The astounding Oscar-nominated film Room is currently in the cinemas – unfortunately I was not emotionally robust enough to get through it without massive amounts of public crying (there may have been complaints made about the sobbing woman in Screen 5). However, it is absolutely amazing. It’s based on the novel of the same name by Emma Donoghue, but if you require something less harrowing and more, eeehh… hilarious, than abduction and imprisonment tends to be – I recommend Touchy Subjects, her collection of short stories. Slightly outlandish stories that read like urban myths, she does a genius turn with dialogue and mishap. A relationship that breaks up over the discovery, one night, of a discrepancy in how much each partner would realistically pay in vet’s fees to keep their beloved cat alive; a couple who get trapped in an eternal, nightmarish quest for the right shade of lavender paint; a man who becomes irrationally obsessed with a hair that has sprouted on his girlfriend’s chin, and cannot reconcile his secret fixation with his modern, feminist principles. He doesn’t want it to bother him – but it totally bothers him. The general theme is: people are weirdos. It’s a hoot.
And a poem
Short stories are great if you have Winter Sads that tend to affect your concentration span – even better, poems. They are the literary equivalent of tiny delicious French pastries. So tiny! So lovely. Frankly, I say, eat as many tiny delicious poems as your conscience will allow. I worry that poems have a bad reputation as being overly serious and impossible to make sense of (imagine me staying awake at night worrying about that), but sometimes, they really are just for fun – for the sheer pleasure of linking some good, funny words together.

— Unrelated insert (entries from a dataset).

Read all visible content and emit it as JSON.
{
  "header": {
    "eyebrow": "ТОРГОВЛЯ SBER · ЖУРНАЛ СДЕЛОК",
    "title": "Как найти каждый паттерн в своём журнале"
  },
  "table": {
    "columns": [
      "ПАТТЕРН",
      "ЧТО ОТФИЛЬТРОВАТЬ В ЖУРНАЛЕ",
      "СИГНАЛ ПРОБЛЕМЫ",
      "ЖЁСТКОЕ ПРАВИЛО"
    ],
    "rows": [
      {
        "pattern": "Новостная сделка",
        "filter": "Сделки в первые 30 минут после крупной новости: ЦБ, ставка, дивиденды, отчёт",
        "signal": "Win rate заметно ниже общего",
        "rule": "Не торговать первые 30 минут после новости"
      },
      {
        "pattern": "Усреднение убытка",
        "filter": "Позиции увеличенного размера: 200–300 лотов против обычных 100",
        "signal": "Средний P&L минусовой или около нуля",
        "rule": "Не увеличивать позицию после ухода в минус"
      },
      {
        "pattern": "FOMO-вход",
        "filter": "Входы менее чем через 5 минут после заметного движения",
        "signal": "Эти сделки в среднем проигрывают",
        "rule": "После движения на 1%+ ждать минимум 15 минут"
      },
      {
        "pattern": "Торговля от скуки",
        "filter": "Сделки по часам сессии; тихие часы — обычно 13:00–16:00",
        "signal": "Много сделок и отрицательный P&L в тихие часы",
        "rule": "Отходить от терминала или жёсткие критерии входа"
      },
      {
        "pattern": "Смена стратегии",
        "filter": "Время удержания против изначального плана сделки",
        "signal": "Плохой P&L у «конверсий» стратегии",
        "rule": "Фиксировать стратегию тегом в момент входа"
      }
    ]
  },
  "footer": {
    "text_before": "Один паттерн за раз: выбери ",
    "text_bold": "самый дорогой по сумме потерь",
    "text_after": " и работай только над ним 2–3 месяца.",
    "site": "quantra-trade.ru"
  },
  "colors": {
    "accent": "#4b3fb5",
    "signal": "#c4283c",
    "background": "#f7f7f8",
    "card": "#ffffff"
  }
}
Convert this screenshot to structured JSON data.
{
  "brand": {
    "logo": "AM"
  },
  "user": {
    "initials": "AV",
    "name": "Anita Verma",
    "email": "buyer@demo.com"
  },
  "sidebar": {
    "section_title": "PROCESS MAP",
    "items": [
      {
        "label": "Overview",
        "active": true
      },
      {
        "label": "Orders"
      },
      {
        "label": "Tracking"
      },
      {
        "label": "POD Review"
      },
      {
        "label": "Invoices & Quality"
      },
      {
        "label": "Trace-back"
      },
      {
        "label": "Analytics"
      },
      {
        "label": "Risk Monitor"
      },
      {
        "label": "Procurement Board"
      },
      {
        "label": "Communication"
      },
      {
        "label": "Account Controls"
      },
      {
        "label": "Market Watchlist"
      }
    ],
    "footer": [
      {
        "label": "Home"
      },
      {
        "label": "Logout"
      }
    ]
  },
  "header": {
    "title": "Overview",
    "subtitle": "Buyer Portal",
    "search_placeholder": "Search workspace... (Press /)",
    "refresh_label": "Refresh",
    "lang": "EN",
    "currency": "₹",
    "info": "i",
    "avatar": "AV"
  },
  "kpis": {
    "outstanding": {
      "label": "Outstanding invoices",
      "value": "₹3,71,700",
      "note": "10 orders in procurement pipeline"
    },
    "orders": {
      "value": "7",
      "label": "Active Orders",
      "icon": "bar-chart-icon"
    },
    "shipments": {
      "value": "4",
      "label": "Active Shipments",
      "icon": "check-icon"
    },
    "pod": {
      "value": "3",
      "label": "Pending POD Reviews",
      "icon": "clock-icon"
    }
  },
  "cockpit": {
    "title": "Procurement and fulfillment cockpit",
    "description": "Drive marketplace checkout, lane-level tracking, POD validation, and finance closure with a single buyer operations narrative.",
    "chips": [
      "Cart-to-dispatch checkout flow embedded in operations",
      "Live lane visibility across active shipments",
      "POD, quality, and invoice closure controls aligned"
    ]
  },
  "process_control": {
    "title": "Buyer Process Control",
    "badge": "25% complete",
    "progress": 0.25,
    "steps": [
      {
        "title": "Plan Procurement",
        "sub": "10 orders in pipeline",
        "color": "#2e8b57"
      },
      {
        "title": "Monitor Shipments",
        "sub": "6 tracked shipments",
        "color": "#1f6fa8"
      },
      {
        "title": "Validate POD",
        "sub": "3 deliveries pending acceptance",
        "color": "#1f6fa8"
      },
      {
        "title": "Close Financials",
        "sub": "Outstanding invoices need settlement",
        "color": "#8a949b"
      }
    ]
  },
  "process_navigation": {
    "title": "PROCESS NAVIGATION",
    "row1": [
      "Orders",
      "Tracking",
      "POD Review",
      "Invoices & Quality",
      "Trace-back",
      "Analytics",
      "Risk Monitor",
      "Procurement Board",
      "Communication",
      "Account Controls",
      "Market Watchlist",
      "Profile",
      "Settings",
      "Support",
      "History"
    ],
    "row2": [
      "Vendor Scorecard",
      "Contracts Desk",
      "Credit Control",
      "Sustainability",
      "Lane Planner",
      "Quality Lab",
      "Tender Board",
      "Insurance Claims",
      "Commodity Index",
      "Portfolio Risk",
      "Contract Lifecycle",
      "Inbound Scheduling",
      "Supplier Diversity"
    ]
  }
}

Like this one. This one is wonderful:
The Case of the Distracted Postman – by Connie Bensley
The postman is in love
and all of us are bearing the brunt.
My newsletter from the Secular Society
went to the Vicar. The Vicar’s bank statement
arrived at Number 33, who steamed it open
then put something extra in the collection
on Sunday. Coarse seaside postcards
have caused offense to Lavinia, who was
in mourning, and I personally was expecting
a love letter rather than
the Bus Timetable, copies of which
I keep receiving, day after day.
We are getting together to offer him
counseling. Every day he is seen
Staring into the pond, his disordered letter-sack
trembling on the brink.
*alright some books. Alright alright, one book. I read one book. As I admitted to my aunty not that long ago (hello Katie if you’re reading), I actually hardly ever finish a whole book. I read the first five pages and if it hasn’t included bloodthirsty revenge or a technically baffling sex scene, I just get bored and move on to something else. This makes me a terrible person, I know. The above is compiled from years of reading. Years of reading very, very slowly.